The Buckeyes led 33-22 at the half but did not actually have a field goal go through the basket in the first 15 minutes of the second, as the only made FG came on a goaltending call. In the meantime, a 24-7 Iowa run gave the Hawkeyes a 49-45 lead with 6:44 to play.

2002 – No. 2 seed; finals victory against Iowa The Buckeyes, sporting freshly shaved heads thanks to a suggestion by Ryan Heflin, bucked their recent trend in the tournament, sweeping through the tournament on the way to an 81-64 championship win against Iowa in the first-ever tournament in Indianapolis.

Before OSU's triumph, the tournament was the Luke Recker Show, as the talented senior put the Hawkeyes on his back and hit last-second shots to down Wisconsin in the quarterfinals and his former squad, Indiana, in the semifinals.

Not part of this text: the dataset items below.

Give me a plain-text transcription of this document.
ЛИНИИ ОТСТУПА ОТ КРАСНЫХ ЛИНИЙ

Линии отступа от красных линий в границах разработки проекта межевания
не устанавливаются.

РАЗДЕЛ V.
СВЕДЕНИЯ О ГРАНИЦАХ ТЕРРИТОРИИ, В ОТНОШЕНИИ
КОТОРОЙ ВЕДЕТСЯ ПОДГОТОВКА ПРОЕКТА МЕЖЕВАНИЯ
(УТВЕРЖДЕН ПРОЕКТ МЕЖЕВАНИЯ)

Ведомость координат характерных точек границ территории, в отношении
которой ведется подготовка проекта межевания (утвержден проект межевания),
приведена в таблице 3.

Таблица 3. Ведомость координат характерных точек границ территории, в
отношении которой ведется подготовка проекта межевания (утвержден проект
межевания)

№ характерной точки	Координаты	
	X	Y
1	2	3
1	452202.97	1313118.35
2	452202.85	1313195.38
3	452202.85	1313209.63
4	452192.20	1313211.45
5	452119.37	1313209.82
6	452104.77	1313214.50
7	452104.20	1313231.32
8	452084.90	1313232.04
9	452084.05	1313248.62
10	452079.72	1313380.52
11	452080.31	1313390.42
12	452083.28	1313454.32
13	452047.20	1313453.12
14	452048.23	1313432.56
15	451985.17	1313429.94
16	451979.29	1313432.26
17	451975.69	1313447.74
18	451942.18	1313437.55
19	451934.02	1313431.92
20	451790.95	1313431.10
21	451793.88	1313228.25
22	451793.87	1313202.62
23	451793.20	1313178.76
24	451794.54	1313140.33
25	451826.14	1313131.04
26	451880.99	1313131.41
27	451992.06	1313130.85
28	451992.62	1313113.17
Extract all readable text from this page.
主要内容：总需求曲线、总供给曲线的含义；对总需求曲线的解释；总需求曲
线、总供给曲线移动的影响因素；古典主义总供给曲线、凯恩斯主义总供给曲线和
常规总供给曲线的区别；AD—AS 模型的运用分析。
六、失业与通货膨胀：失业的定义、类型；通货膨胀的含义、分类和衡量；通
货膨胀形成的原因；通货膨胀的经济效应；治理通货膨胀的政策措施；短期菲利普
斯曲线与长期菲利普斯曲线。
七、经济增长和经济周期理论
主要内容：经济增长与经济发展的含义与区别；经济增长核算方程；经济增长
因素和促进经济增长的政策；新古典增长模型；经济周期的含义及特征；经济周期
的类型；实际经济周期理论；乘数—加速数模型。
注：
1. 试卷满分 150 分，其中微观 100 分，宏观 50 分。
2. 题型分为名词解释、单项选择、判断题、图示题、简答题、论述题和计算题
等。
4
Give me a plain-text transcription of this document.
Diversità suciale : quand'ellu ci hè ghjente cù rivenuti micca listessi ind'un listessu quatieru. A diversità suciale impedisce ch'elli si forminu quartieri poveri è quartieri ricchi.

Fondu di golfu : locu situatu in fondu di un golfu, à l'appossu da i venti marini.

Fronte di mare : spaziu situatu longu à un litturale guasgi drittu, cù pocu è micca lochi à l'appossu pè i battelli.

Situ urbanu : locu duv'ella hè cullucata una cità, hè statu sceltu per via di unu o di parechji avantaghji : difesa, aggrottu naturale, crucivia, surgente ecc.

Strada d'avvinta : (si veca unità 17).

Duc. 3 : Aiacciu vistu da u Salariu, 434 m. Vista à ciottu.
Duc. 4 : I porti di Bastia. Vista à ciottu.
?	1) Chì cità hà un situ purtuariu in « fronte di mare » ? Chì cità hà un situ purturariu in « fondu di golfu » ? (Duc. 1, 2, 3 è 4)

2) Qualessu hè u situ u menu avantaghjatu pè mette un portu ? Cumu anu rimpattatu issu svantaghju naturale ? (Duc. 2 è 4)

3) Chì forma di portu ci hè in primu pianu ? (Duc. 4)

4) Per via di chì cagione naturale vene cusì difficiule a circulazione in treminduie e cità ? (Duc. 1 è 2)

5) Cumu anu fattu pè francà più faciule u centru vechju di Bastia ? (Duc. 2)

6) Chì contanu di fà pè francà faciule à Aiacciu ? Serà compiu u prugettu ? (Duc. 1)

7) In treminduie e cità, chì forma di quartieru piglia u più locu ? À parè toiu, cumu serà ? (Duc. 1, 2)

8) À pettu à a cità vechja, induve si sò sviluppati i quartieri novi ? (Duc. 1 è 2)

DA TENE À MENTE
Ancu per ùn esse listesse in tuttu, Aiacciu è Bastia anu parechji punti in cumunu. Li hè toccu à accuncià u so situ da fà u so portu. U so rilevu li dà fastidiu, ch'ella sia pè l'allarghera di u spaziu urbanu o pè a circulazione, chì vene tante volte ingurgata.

His luck ran out against OSU though, as the ninth-seeded Hawkeyes could not turn his 21 points into a victory. Savovic led all scorers with 27 while Brent Darby chipped in 14. The Buckeyes did not trail in the second half.

"It's a terrific milestone for our program and I couldn't be any prouder of the way our guys played against a very determined and very talented Iowa team," O'Brien said.

"We wanted to win it," Darby said. "That was the main thing. We came in here, we weren't about to win one game and go home."

The Buckeyes opened the tournament with their third win against rival Michigan on the season, a 75-68 triumph in the quarterfinals. Five Buckeyes hit double figures, led by 14 points from freshman Terence Dials. The Buckeyes opened up a 15-2 lead and never trailed against the 10th-seeded Wolverines.

A day later, OSU advanced to the finals with a 94-88 win against third-seeded Illinois. Darby finished with 23 points while Brown had 27 and made 12 of 13 free throws. The Fighting Illini, featuring players like Luther Head, Brian Cook, Frank Williams, Bradford and Robert Archibald, had won nine in a row coming in, prompting one commentator to say he would be "shocked" if Illinois lost again in the tournament.

"We replayed that comment for our guys a couple times earlier today," O'Brien said.